The move would mark a 180-degree shift in the strategy of the fund. It recently initiated large cutbacks to its credit allocation in favor of agencies and structured securities, which Moon believes offer better value and risk characteristics. Moon recently reduced the fund's holdings of investment-grade paper by 15%. He feels that the high-yield universe is fully priced and doesn't offer compelling value, and he cut the allocation in half. Overall, in the single to middle digits, junk bonds account for only a small portion of the portfolio.

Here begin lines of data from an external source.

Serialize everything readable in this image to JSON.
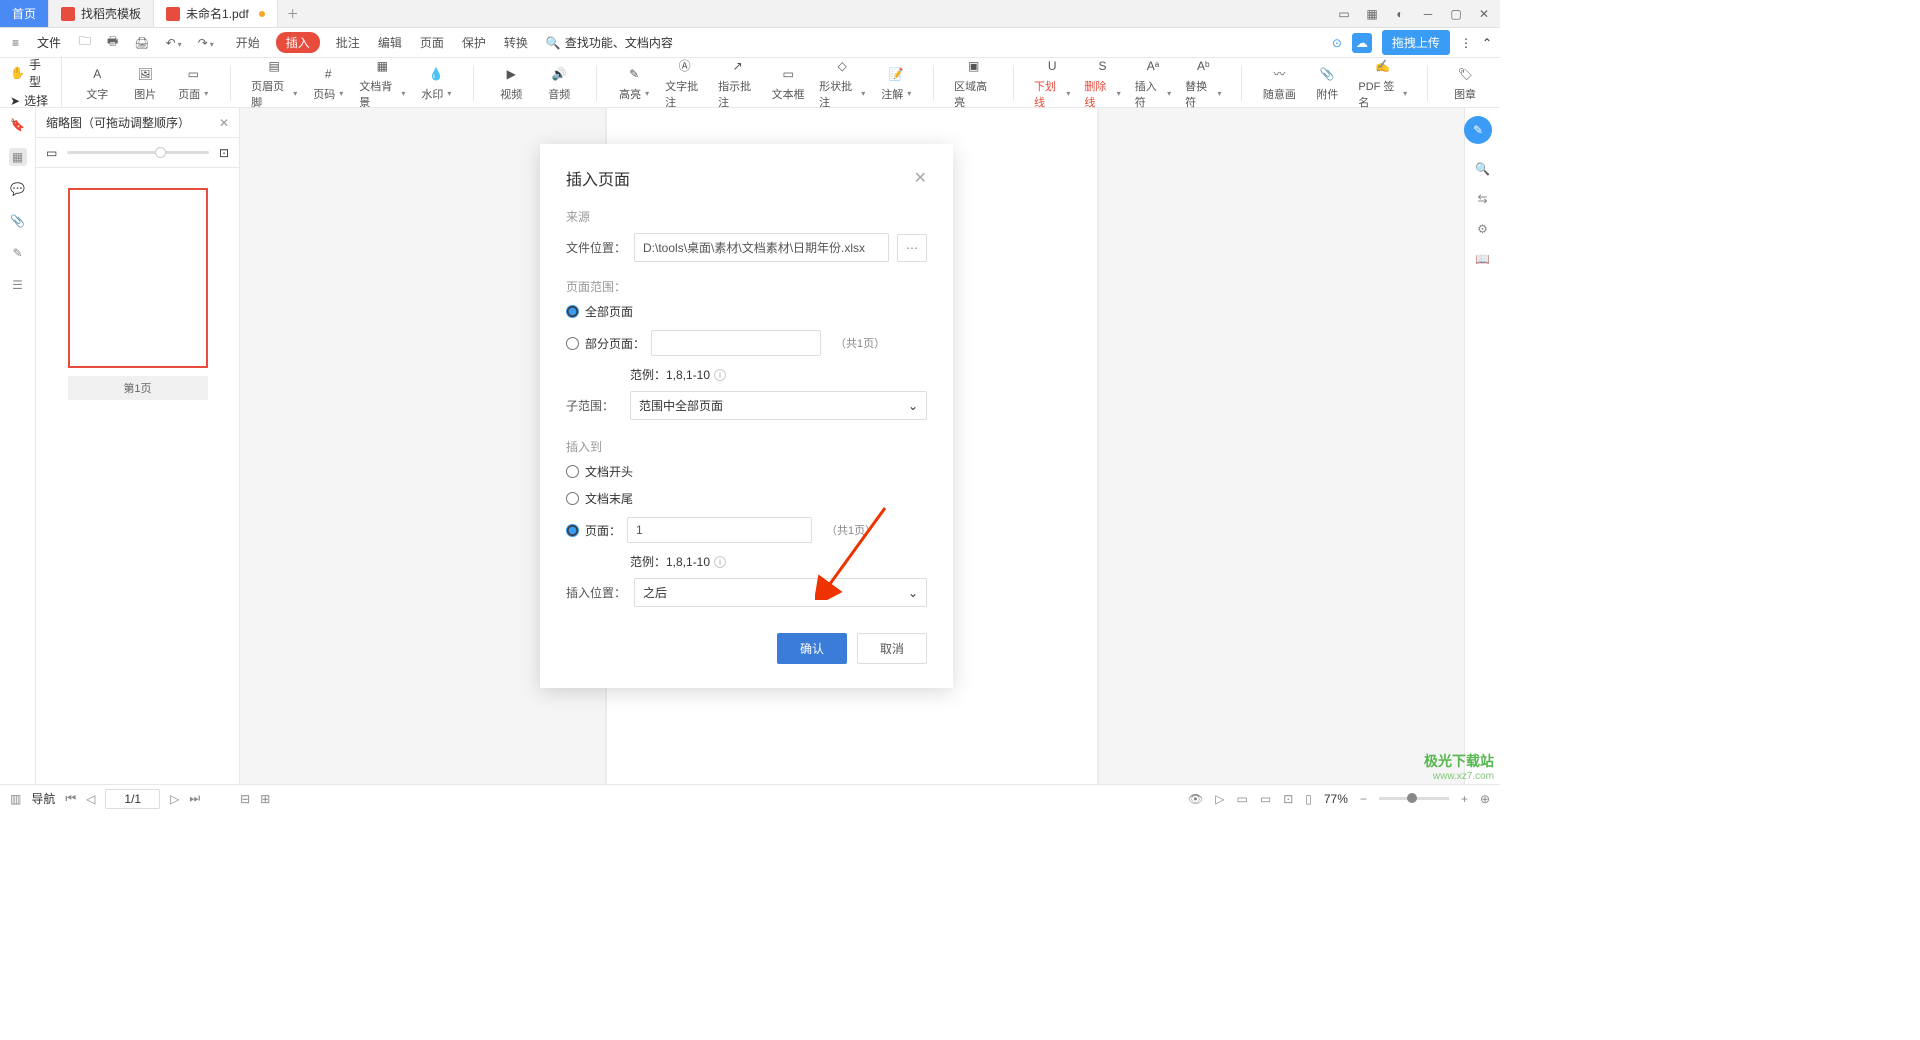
{
  "tabs": {
    "home": "首页",
    "template": "找稻壳模板",
    "doc": "未命名1.pdf"
  },
  "menubar": {
    "file": "文件",
    "tabs": [
      "开始",
      "插入",
      "批注",
      "编辑",
      "页面",
      "保护",
      "转换"
    ],
    "active_idx": 1,
    "search_placeholder": "查找功能、文档内容",
    "upload": "拖拽上传"
  },
  "mode": {
    "hand": "手型",
    "select": "选择"
  },
  "ribbon": [
    {
      "n": "text-tool",
      "l": "文字"
    },
    {
      "n": "image-tool",
      "l": "图片"
    },
    {
      "n": "page-tool",
      "l": "页面",
      "d": 1
    },
    {
      "sep": 1
    },
    {
      "n": "header-footer",
      "l": "页眉页脚",
      "d": 1
    },
    {
      "n": "page-number",
      "l": "页码",
      "d": 1
    },
    {
      "n": "bg",
      "l": "文档背景",
      "d": 1
    },
    {
      "n": "watermark",
      "l": "水印",
      "d": 1
    },
    {
      "sep": 1
    },
    {
      "n": "video",
      "l": "视频"
    },
    {
      "n": "audio",
      "l": "音频"
    },
    {
      "sep": 1
    },
    {
      "n": "highlight",
      "l": "高亮",
      "d": 1
    },
    {
      "n": "text-annot",
      "l": "文字批注"
    },
    {
      "n": "instruct-annot",
      "l": "指示批注"
    },
    {
      "n": "textbox",
      "l": "文本框"
    },
    {
      "n": "shape-annot",
      "l": "形状批注",
      "d": 1
    },
    {
      "n": "note",
      "l": "注解",
      "d": 1
    },
    {
      "sep": 1
    },
    {
      "n": "area-hl",
      "l": "区域高亮"
    },
    {
      "sep": 1
    },
    {
      "n": "underline",
      "l": "下划线",
      "red": 1,
      "d": 1
    },
    {
      "n": "strike",
      "l": "删除线",
      "red": 1,
      "d": 1
    },
    {
      "n": "insert-char",
      "l": "插入符",
      "d": 1
    },
    {
      "n": "replace-char",
      "l": "替换符",
      "d": 1
    },
    {
      "sep": 1
    },
    {
      "n": "freehand",
      "l": "随意画"
    },
    {
      "n": "attachment",
      "l": "附件"
    },
    {
      "n": "pdf-sign",
      "l": "PDF 签名",
      "d": 1
    },
    {
      "sep": 1
    },
    {
      "n": "stamp",
      "l": "图章"
    }
  ],
  "thumb": {
    "title": "缩略图（可拖动调整顺序）",
    "page1": "第1页"
  },
  "dialog": {
    "title": "插入页面",
    "source": "来源",
    "file_loc": "文件位置：",
    "file_path": "D:\\tools\\桌面\\素材\\文档素材\\日期年份.xlsx",
    "page_range": "页面范围：",
    "all_pages": "全部页面",
    "part_pages": "部分页面：",
    "total1": "（共1页）",
    "example": "范例：1,8,1-10",
    "subrange": "子范围：",
    "subrange_val": "范围中全部页面",
    "insert_to": "插入到",
    "doc_start": "文档开头",
    "doc_end": "文档末尾",
    "page": "页面：",
    "page_val": "1",
    "total2": "（共1页）",
    "insert_pos": "插入位置：",
    "pos_val": "之后",
    "ok": "确认",
    "cancel": "取消"
  },
  "status": {
    "nav": "导航",
    "page": "1/1",
    "zoom": "77%"
  },
  "watermark": {
    "l1": "极光下载站",
    "l2": "www.xz7.com"
  }
}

Currently, the fund is underweight corporates, relative to a blended benchmark it uses that contains 40% in corporates. Moon said the Oppenheimer fund maintains an overweight status in higher-quality credits, is flat in the lower-quality credits and is underweight in double-A and triple-A paper. He feels that, given current pricing within the corporate sector, there is not a lot of value there when compared to other asset classes, such as asset-backeds, mortgage-backeds and commercial mortgage-backeds, which he holds in place of corporates at times. Moon is maintaining the fund's overweight in the auto sector because he is getting offered auto names at high yield-type levels, even though he believes their business structure is of an investment-grade quality.

The blended index fund is benchmarked against a government/corporate index that also contains 60% in government bonds. He declined to be more specific about the firm's current or target allocations to spread product.